Page 4 of 4What you do with this

What ownership looks like in practice

Ownership is a set of habits, and the habits compound.

  1. Capture at the end of every session.What did we learn, what carries forward? Save the answer as a document you keep. Ten minutes, every time.
  2. Encode confirmed patterns as rules.Once the model has found a relationship and you have verified it, write it into your own rule set. Stop paying the model to rediscover it.
  3. Load your rules into every new model.A new session, a new vendor, a new version: it starts by reading your documents. If a model can pick up where the last one left off, you own the layer. If it can't, the vendor does.
  4. Keep the analysis inspectable.Where a wrong answer is costly, break the pipeline into steps you can validate individually instead of trusting one opaque answer. You trade some flexibility for knowing, at every step, whether the result holds.

None of this slows you down much. What it buys is the ability to answer the question this section opened with. Access revoked this morning: you still hold your data, your rules, your captured judgment, your documented process. You load them into the next model and keep going. That answer, or the honest absence of one, is what the drill below makes you write down.

What you do with this · The Revocation Drill 45 min

Assume your model vendor revoked your access this morning.

  1. Write the letter. List what your product still owns: data, frameworks, captured judgment, documented process.
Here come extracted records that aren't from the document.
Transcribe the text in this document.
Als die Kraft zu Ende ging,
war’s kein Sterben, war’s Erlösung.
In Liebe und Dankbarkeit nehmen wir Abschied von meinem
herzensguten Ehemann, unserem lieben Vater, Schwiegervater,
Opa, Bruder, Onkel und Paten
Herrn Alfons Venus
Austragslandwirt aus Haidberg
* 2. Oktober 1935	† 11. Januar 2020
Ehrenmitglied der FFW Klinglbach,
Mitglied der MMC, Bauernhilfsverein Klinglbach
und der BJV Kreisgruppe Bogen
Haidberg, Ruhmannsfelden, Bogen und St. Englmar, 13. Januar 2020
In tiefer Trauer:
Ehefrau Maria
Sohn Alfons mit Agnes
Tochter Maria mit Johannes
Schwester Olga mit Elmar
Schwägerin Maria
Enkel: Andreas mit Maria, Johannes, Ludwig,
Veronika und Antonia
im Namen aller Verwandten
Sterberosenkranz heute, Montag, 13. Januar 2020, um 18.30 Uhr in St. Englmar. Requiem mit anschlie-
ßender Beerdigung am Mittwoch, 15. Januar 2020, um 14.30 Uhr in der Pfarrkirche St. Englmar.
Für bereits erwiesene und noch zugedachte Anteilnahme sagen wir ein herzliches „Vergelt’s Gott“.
If the honest answer is "nothing," write that.
  2. Sort every capability of your product into two columns, rented (lives in the model) and owned (lives in your layer).
  3. Record the expert, ten minutes. Record your domain expert (maybe you) narrating one real decision out loud, feed the transcript to a model, ask it to reconstruct your decision rules, and log every place it gets them wrong.

You did it right if the error log has real entries. That gap between what the model reconstructed and what you actually know is your intelligence layer, made visible. If the model got everything right, either your expert narrated the obvious, or you do not yet have a layer worth owning. Both are findings.